Research In Action
Research In Action
Getting a drivers’ license is considered a rite of passage for most Americans; but, what if being licensed to drive didn’t depend on your ability to execute a three-point turn or successfully merge lanes on the highway? What if instead, your license depended on your ability to pay a parking ticket or to take time off from work to appear in court? For approximately 5% of New Jersey drivers, that’s the case as a new study I co-authored with colleagues from Brown University School of Public Health and CIRP published in the Journal of Transport & Health shows.
Using the New Jersey Safety and Health Outcomes Data Warehouse, we examined the licensing history of over 10 million licensed drivers in NJ over a 15-year period and found that the vast majority (91%) of all license suspensions were due to non-driving-related events, such as failure to pay a fine or fee.
The importance of a license for accessing social and economic opportunity cannot be overstated. For the vast majority of US residents, driving is central to employment, health, and ensuring a high quality of life. Although lawmakers have acknowledged the importance of driving, almost every policy targeted at improving access to a vehicle has focused on the vehicle itself. As a result, policies that limit licensing have largely flown under the radar.
Unequal Effects of Suspensions
This might not be the case if suspensions affected everyone equally. But, as we show in our paper, license suspensions are highly concentrated in certain neighborhoods -- neighborhoods where the majority of residents are Black or Hispanic and where the median income is well below the state average.
The potential for these suspensions to exacerbate already existing disparities in access to health care and employment cannot be overstated.

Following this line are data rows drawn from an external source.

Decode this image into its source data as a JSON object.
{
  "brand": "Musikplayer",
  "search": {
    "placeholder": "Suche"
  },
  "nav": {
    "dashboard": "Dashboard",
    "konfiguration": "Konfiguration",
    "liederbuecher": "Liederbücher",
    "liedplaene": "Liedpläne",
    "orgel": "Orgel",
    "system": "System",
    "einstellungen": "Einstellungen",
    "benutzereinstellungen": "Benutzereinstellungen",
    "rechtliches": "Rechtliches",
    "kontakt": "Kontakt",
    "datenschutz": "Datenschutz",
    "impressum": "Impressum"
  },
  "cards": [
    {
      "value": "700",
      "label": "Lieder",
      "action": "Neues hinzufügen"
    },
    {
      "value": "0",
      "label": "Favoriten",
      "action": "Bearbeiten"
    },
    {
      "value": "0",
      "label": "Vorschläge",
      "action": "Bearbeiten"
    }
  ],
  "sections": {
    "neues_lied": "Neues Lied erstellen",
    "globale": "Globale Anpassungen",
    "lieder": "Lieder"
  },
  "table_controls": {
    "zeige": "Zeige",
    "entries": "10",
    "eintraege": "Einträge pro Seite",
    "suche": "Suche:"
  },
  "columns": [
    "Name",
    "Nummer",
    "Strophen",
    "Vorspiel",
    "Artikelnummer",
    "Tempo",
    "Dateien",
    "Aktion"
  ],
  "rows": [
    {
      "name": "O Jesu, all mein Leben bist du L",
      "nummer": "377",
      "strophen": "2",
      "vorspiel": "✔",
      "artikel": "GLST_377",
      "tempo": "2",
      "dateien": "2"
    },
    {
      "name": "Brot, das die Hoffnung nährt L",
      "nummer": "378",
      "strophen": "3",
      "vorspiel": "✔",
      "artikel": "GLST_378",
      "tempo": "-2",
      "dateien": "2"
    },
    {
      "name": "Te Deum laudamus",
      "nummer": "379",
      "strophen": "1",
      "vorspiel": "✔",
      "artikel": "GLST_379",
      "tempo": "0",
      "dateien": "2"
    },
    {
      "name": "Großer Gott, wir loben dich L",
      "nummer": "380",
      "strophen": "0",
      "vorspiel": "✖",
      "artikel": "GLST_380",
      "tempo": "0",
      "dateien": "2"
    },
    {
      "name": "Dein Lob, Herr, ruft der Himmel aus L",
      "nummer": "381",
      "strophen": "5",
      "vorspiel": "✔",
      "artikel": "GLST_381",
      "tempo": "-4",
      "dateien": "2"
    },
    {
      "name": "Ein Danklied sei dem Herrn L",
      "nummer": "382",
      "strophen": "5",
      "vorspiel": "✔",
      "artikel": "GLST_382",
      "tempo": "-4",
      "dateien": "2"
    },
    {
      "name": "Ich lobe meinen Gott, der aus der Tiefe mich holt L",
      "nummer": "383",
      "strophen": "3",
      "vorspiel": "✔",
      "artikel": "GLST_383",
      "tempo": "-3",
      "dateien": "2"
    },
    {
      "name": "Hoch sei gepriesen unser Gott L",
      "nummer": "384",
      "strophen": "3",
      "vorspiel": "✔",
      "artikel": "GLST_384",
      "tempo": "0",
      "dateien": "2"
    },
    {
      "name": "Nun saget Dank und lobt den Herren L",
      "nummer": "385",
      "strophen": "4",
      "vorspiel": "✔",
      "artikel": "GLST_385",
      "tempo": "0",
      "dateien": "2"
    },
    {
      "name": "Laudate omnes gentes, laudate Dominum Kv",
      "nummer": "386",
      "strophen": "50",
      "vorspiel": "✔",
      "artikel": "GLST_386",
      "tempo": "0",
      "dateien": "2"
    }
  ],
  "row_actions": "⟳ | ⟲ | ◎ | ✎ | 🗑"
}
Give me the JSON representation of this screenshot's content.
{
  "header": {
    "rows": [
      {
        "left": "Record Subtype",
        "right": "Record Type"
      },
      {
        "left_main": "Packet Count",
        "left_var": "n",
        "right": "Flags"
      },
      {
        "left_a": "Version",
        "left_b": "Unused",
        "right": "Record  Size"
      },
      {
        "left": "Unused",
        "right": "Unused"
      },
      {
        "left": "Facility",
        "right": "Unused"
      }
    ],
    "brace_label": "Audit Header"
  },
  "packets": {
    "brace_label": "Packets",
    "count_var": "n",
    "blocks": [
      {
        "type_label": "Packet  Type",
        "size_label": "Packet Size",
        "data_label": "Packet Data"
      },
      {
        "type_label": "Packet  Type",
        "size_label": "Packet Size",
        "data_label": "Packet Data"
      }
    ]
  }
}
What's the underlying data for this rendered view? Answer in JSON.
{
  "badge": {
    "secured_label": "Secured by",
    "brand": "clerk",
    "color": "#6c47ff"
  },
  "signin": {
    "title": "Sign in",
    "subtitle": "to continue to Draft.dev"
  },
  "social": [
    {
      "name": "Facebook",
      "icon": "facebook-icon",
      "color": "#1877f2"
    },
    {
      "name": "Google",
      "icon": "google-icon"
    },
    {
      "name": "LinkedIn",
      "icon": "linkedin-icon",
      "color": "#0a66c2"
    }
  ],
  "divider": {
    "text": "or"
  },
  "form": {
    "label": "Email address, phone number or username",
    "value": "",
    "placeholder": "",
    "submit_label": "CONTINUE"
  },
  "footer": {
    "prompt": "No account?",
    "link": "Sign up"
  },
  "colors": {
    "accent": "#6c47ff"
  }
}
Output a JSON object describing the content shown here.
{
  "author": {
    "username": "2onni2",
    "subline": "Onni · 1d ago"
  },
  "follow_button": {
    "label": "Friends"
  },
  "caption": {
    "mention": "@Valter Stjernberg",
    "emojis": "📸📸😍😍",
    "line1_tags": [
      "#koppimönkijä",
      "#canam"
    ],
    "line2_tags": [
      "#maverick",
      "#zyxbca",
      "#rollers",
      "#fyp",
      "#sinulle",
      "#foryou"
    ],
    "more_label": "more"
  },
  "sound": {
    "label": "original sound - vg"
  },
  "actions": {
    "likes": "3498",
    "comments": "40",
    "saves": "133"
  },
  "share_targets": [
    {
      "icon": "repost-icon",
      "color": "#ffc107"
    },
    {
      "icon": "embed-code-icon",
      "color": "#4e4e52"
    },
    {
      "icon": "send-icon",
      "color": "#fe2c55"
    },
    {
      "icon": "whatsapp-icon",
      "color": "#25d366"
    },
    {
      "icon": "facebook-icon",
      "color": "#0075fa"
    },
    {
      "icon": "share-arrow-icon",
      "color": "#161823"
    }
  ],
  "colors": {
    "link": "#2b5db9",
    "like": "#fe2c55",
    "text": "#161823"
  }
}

Previous surveys of suspended drivers have found significant effects on the ability to keep a job or find a new one, and our research team is currently conducting in-depth interviews investigating the potential for these license suspensions to trigger a devastating downward spiral.
If these non-driving-related suspensions resulted in safer roads, we, as a society, might feel the tradeoff was worth it. But our research suggests this is not the case, with the overwhelming majority issued for failing to pay a fine or fee. If you pay, you can keep your license.
Growing up in Brooklyn, NY I didn’t think too much about getting my license. I could get where I wanted to go via public transportation, and most people I knew rarely drove. In fact by the time I graduated from high school, only a few of my friends had bothered to get licensed. But my experience was the exception, not the rule. Most people can’t participate meaningfully in society without a valid driver’s license. By suspending their licenses for failure to pay a fee or a fine, we risk forcing people to choose to drive illegally to get to work, school, or doctor appointments.
Six states have passed legislation banning driver’s license suspensions for non-driving-related events, and a few more are considering it. The time is now to encourage more states to take action to remove this transportation barrier.